Self-Certification Mortgages
If you are unable to prove your income, then a self certified mortgage could be the answer. This type of mortgage is particularly useful for freelancers and the self-employed as their earnings may be irregular and so do not meet normal lending criteria. The traditional route these groups of people to arrange a mortgage was to present three years of trading accounts. However, this can be difficult in many cases, and even if these accounts are available, they may be written in such as way as to minimise tax and thus show a smaller income figure.
A self certified mortgage allows you to declare your own income on the application without having to provide the evidence that is usually required when applying for a mortgage. However, even without providing accounts you may be asked to have an accountant back up your statement. The lender will also carry out a credit check and credit score. In some cases, they may request a lender reference or landlord's reference.

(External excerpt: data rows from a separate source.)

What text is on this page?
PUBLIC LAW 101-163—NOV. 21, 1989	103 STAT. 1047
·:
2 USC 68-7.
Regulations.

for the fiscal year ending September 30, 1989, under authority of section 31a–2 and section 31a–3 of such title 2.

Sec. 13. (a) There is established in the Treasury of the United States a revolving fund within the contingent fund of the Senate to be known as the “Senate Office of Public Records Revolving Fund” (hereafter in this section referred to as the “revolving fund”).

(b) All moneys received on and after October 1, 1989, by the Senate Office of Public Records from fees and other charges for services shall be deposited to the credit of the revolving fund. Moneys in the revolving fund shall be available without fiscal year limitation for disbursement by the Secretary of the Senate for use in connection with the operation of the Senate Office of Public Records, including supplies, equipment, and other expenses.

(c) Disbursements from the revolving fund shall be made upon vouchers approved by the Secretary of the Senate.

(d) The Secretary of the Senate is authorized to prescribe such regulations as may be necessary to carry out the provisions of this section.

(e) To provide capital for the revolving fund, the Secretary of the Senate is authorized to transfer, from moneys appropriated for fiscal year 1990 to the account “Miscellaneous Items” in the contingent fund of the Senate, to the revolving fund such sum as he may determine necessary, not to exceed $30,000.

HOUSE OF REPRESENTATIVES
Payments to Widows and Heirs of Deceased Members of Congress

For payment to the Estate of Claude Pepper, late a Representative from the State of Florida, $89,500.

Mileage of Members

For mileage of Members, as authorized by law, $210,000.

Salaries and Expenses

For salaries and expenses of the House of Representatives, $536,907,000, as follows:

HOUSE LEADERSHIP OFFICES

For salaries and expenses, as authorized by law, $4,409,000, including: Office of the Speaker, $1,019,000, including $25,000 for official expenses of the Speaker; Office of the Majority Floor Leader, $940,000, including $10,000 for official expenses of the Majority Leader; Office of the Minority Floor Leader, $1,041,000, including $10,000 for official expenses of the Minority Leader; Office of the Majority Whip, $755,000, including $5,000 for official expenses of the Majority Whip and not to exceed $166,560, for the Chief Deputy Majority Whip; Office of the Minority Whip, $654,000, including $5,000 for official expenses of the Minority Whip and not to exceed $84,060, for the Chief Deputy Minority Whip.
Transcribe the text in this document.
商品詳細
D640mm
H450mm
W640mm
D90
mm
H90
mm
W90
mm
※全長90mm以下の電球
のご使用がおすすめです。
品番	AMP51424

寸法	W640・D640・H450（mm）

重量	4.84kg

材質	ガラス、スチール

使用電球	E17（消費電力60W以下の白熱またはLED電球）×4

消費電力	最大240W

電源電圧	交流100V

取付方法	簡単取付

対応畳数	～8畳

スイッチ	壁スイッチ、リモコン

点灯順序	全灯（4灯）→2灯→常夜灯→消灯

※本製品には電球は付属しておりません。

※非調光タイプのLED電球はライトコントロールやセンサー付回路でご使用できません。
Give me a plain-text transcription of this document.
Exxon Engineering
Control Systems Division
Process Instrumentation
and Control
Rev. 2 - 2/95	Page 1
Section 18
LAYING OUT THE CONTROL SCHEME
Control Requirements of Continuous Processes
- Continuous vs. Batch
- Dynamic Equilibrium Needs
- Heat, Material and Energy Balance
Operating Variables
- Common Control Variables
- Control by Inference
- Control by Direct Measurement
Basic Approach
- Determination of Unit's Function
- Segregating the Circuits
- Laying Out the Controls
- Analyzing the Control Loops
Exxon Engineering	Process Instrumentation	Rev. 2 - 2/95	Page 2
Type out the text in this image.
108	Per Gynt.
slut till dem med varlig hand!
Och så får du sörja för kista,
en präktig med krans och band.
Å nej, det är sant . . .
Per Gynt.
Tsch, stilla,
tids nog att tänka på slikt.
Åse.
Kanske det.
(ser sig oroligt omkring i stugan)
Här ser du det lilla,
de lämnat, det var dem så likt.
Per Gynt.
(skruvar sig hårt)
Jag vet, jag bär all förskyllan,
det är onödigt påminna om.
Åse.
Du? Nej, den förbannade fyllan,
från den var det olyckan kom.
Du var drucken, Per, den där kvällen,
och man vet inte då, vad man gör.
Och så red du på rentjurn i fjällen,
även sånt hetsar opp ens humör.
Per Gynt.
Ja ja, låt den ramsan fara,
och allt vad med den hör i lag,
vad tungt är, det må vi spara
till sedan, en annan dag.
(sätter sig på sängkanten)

The amount you can borrow is based on you and your partner's annual income, along with any bonuses, commission, second income, pension and so on. Self-certification mortgages almost always require a higher deposit: a loan-to value of 75% is usual, although in some cases, lenders will lend up to 90% of the property's value. The good news is that because you are putting down a sizeable deposit, your word will be taken rather than having a lender examine your financial life in detail.
As a self certification mortgage poses a higher risk to lenders, this is reflected in the interest rate you will be expected to pay. Although this will be slightly higher than normal, rates are still generally competitive. The larger the deposit you can put down, the better rate you will pay.
Self-certification mortgages are not designed as a means to be dishonest or inflate income in order to achieve a bigger loan.